Os ataques promovidos pelo Hamas deram a Netanyahu uma tábua de salvação: ele restabeleceu sua autoridade e criou as condições para lançar a devastadora campanha militar em Gaza. Mais de 55 mil pessoas morreram desde então — a imensa maioria civis, mulheres e crianças, vítimas de uma punição coletiva, uma limpeza étnica de um povo já submetido a um sistema de segregação.
E morreu — ou quase morreu, pois a resistência há de persistir — a ideia de uma judaicidade de esquerda, ou quiçá de uma outra Israel, que alguns defendiam como pós-sionista. Não por acaso, é impossível ignorar que o próprio Netanyahu, ao longo dos anos, contribuíra deliberadamente para fortalecer o Hamas — uma escolha que consolida a identidade dos dois lados em chaves de extrema direita.

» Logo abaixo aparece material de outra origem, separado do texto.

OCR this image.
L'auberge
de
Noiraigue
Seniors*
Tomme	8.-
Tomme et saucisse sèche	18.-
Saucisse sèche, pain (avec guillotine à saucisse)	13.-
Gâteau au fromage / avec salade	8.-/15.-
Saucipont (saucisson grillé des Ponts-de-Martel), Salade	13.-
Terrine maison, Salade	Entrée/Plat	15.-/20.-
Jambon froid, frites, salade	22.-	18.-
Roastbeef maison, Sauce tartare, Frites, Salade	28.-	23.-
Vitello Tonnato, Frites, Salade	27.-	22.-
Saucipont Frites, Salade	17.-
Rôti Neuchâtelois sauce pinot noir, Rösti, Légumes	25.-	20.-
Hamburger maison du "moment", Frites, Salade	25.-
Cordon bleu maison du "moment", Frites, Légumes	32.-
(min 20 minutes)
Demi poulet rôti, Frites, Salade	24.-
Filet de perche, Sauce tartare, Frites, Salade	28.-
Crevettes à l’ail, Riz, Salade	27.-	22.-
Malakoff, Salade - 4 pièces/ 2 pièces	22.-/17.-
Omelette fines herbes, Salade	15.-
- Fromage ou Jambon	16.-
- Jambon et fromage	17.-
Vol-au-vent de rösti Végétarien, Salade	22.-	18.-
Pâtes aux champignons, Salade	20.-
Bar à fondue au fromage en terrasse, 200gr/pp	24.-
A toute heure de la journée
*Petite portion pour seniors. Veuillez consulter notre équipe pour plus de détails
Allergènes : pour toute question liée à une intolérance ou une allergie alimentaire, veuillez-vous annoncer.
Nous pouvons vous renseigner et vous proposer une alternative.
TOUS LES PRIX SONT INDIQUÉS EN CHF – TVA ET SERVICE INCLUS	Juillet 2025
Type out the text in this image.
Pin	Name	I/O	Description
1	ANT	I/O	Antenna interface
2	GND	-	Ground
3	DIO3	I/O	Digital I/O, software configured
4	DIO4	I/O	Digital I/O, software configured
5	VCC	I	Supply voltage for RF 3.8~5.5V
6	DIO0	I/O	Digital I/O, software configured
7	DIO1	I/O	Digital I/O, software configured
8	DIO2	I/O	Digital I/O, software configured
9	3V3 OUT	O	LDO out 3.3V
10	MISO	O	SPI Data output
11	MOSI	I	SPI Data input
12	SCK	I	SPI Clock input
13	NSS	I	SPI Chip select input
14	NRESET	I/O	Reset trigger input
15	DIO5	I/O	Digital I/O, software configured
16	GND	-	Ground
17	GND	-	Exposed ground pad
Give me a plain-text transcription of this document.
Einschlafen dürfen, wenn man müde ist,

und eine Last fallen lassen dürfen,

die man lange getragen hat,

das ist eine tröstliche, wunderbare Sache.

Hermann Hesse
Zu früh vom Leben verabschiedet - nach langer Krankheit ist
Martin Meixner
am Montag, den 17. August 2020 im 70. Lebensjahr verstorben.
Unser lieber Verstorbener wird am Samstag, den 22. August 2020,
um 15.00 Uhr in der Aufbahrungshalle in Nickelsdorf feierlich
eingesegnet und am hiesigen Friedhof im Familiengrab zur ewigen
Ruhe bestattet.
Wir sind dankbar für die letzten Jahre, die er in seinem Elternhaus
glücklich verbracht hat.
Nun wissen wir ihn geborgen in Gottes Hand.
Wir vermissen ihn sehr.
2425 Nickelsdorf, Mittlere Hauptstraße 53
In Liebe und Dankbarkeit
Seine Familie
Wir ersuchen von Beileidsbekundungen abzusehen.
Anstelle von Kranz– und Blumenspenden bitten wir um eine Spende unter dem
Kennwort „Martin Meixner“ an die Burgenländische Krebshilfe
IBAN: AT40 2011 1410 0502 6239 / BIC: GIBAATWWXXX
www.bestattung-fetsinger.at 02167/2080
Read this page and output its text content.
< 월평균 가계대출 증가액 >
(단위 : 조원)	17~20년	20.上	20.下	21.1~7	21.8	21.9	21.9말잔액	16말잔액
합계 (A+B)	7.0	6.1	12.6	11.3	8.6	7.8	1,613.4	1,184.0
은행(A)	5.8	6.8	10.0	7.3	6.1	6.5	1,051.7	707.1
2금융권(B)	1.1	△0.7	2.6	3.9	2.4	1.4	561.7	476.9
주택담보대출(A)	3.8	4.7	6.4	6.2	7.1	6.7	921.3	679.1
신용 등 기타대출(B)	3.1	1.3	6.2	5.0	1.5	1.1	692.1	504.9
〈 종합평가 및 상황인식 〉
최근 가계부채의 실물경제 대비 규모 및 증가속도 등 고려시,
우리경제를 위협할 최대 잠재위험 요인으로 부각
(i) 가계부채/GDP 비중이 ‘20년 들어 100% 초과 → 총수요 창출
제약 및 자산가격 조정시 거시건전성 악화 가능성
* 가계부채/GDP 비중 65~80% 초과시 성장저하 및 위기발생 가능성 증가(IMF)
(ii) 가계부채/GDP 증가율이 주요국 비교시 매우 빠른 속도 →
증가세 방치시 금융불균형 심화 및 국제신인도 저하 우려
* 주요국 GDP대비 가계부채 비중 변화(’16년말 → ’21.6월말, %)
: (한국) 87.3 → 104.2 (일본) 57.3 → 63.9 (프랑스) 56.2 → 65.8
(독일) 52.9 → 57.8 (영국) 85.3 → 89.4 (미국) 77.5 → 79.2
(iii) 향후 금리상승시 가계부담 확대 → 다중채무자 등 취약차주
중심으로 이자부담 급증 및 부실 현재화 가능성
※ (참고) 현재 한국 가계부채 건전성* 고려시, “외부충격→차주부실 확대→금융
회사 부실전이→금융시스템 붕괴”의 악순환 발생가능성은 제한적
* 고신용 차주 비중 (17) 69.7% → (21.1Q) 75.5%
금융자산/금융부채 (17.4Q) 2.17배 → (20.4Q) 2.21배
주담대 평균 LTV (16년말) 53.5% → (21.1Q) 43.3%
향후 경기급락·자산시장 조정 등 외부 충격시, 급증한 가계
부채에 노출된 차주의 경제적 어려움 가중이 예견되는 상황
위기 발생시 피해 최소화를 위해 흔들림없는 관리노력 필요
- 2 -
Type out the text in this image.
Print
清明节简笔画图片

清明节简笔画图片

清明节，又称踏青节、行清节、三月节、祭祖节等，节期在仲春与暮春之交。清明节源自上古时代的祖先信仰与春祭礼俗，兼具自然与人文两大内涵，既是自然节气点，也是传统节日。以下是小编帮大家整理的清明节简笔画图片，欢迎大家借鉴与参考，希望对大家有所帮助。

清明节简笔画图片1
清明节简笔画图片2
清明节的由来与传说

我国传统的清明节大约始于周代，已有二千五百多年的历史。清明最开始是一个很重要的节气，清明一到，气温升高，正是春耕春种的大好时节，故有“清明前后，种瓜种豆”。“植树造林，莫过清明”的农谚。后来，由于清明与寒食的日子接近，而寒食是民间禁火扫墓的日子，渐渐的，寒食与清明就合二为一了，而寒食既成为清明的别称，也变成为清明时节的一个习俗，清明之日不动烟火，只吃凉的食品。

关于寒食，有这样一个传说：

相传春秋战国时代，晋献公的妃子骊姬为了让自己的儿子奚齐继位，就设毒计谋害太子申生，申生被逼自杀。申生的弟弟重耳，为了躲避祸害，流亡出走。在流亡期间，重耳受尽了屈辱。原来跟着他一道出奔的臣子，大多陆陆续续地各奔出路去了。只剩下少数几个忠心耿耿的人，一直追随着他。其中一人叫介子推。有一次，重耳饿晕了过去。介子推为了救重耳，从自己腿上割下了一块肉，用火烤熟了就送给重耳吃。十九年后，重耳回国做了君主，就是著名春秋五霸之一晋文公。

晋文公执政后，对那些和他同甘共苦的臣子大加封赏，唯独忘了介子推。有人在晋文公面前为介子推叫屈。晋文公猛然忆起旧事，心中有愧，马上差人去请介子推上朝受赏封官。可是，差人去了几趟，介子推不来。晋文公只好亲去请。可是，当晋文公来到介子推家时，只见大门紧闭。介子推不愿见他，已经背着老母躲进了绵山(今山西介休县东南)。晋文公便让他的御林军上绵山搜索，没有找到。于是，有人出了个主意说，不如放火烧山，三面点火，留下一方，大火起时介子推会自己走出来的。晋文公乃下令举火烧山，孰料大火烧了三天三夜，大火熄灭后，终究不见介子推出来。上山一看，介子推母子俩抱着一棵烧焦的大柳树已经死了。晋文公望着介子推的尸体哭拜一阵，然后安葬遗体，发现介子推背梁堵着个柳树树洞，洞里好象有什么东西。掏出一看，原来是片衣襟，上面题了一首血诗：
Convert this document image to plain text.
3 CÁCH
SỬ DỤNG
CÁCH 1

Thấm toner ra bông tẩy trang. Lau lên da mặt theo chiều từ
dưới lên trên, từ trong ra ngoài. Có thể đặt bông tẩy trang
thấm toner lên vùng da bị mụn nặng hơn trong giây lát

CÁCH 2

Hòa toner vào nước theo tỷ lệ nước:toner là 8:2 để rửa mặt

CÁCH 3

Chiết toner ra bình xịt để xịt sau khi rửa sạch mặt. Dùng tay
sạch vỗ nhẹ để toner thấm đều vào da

Conivência de governos hostis ao regime iraniano
O ataque ao Irã segue o mesmo propósito: numa guerra permanente, Netanyahu se mantém no poder, evita a prisão e reforça sua hegemonia sobre o que pode ou não ser dito em nome do povo judeu.
Mas Netanyahu não mantém reféns apenas dentro de casa. O ataque ao Irã foi uma manobra deliberada para disciplinar os governos ocidentais, dissolver críticas crescentes à ofensiva em Gaza e reposicionar Israel como peça-chave na região. A frase do chanceler alemão sobre o “trabalho sujo” não apenas revela o cinismo da lógica em curso: confirma que Netanyahu não age sozinho — age porque pode contar com a conivência de governos que, hostis ao regime iraniano, preferem ignorar os crimes israelenses a arriscar sua posição estratégica.
Ao fim, a tragédia não está apenas em Gaza, nem só no Irã: ela reside também no fato de que um governante de extrema direita como Netanyahu — investigado por corrupção, responsável por crimes de guerra e por um genocídio em curso — segue sendo tratado como parceiro legítimo por líderes cuja retórica ainda se apoia nos direitos humanos e no direito internacional. Não se trata de cegueira, nem de erro de cálculo: trata-se de uma escolha política deliberada, feita em nome da conveniência estratégica.
Romper com essa chantagem é urgente. Defender a paz no Oriente Médio exige, antes de tudo, coragem para dizer que a cumplicidade com Netanyahu não é neutralidade — é participação.
* Este artigo reflete exclusivamente a opinião do autor e não representa, necessariamente, a posição editorial da RFI.